Stir together shallot, lemon juice, vinegar, sugar, salt and oil from almonds in a large bowl.

Halve the beets then cut them into 1/4 inch thick slices and add to dressing, tossing to coat.

Quarter and core pear; cut into julienne strips.

Arrange beets on a platter and drizzle with any dressing remaining in bowl. Top with mache and pear strips. Sprinkle with almonds and gorgonzola.

Tuesday, January 5, 2010


I feel my last post left something lacking. I mean, what good is a great marinara recipe without the meatballs (and fresh pasta) to go with it? Also, a friend of mine has been looking for a good meatball recipe and I can't think of a better way to pass this one along.
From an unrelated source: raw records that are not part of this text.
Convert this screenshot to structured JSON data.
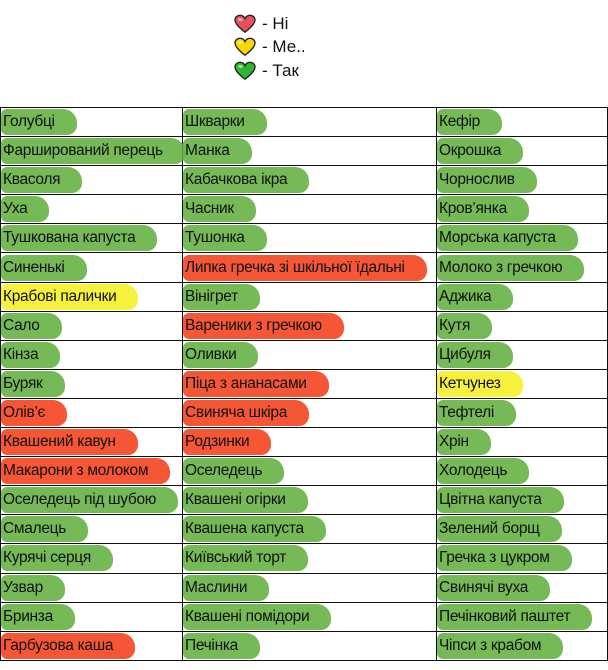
{
  "legend": [
    {
      "label": "- Ні",
      "color": "#e8505b",
      "icon": "heart-red-icon"
    },
    {
      "label": "- Ме..",
      "color": "#f5d800",
      "icon": "heart-yellow-icon"
    },
    {
      "label": "- Так",
      "color": "#2fb52f",
      "icon": "heart-green-icon"
    }
  ],
  "colors": {
    "g": "#62b040",
    "r": "#f44824",
    "y": "#f6f032"
  },
  "rows": [
    [
      [
        "Голубці",
        "g"
      ],
      [
        "Шкварки",
        "g"
      ],
      [
        "Кефір",
        "g"
      ]
    ],
    [
      [
        "Фарширований перець",
        "g"
      ],
      [
        "Манка",
        "g"
      ],
      [
        "Окрошка",
        "g"
      ]
    ],
    [
      [
        "Квасоля",
        "g"
      ],
      [
        "Кабачкова ікра",
        "g"
      ],
      [
        "Чорнослив",
        "g"
      ]
    ],
    [
      [
        "Уха",
        "g"
      ],
      [
        "Часник",
        "g"
      ],
      [
        "Кров’янка",
        "g"
      ]
    ],
    [
      [
        "Тушкована капуста",
        "g"
      ],
      [
        "Тушонка",
        "g"
      ],
      [
        "Морська капуста",
        "g"
      ]
    ],
    [
      [
        "Синенькі",
        "g"
      ],
      [
        "Липка гречка зі шкільної їдальні",
        "r"
      ],
      [
        "Молоко з гречкою",
        "g"
      ]
    ],
    [
      [
        "Крабові палички",
        "y"
      ],
      [
        "Вінігрет",
        "g"
      ],
      [
        "Аджика",
        "g"
      ]
    ],
    [
      [
        "Сало",
        "g"
      ],
      [
        "Вареники з гречкою",
        "r"
      ],
      [
        "Кутя",
        "g"
      ]
    ],
    [
      [
        "Кінза",
        "g"
      ],
      [
        "Оливки",
        "g"
      ],
      [
        "Цибуля",
        "g"
      ]
    ],
    [
      [
        "Буряк",
        "g"
      ],
      [
        "Піца з ананасами",
        "r"
      ],
      [
        "Кетчунез",
        "y"
      ]
    ],
    [
      [
        "Олів’є",
        "r"
      ],
      [
        "Свиняча шкіра",
        "r"
      ],
      [
        "Тефтелі",
        "g"
      ]
    ],
    [
      [
        "Квашений кавун",
        "r"
      ],
      [
        "Родзинки",
        "r"
      ],
      [
        "Хрін",
        "g"
      ]
    ],
    [
      [
        "Макарони з молоком",
        "r"
      ],
      [
        "Оселедець",
        "g"
      ],
      [
        "Холодець",
        "g"
      ]
    ],
    [
      [
        "Оселедець під шубою",
        "g"
      ],
      [
        "Квашені огірки",
        "g"
      ],
      [
        "Цвітна капуста",
        "g"
      ]
    ],
    [
      [
        "Смалець",
        "g"
      ],
      [
        "Квашена капуста",
        "g"
      ],
      [
        "Зелений борщ",
        "g"
      ]
    ],
    [
      [
        "Курячі серця",
        "g"
      ],
      [
        "Київський торт",
        "g"
      ],
      [
        "Гречка з цукром",
        "g"
      ]
    ],
    [
      [
        "Узвар",
        "g"
      ],
      [
        "Маслини",
        "g"
      ],
      [
        "Свинячі вуха",
        "g"
      ]
    ],
    [
      [
        "Бринза",
        "g"
      ],
      [
        "Квашені помідори",
        "g"
      ],
      [
        "Печінковий паштет",
        "g"
      ]
    ],
    [
      [
        "Гарбузова каша",
        "r"
      ],
      [
        "Печінка",
        "g"
      ],
      [
        "Чіпси з крабом",
        "g"
      ]
    ]
  ]
}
So here you have it, meatballs!

yields approximately 25 - 30 
1 lb lean ground beef
1 lb ground sausage
2 eggs, beaten
1/3 C milk
1 1/2 tsp garlic salt
1/4 tsp pepper
1 1/2 C seasoned bread crumbs, plus more if needed
1 TBL olive oil

Mix ground beef and sausage together in a large bowl with hands. Add in eggs, milk, garlic salt and pepper and mix well. Add bread crumbs. Mixture should be moist but still hold its shape if formed into meatballs.  Roll into 2 inch balls. Brown meatballs in olive oil in a large skillet over medium heat. Once all sides have browned, transfer the meatballs to a large pot of marinara sauce and simmer until cooked through.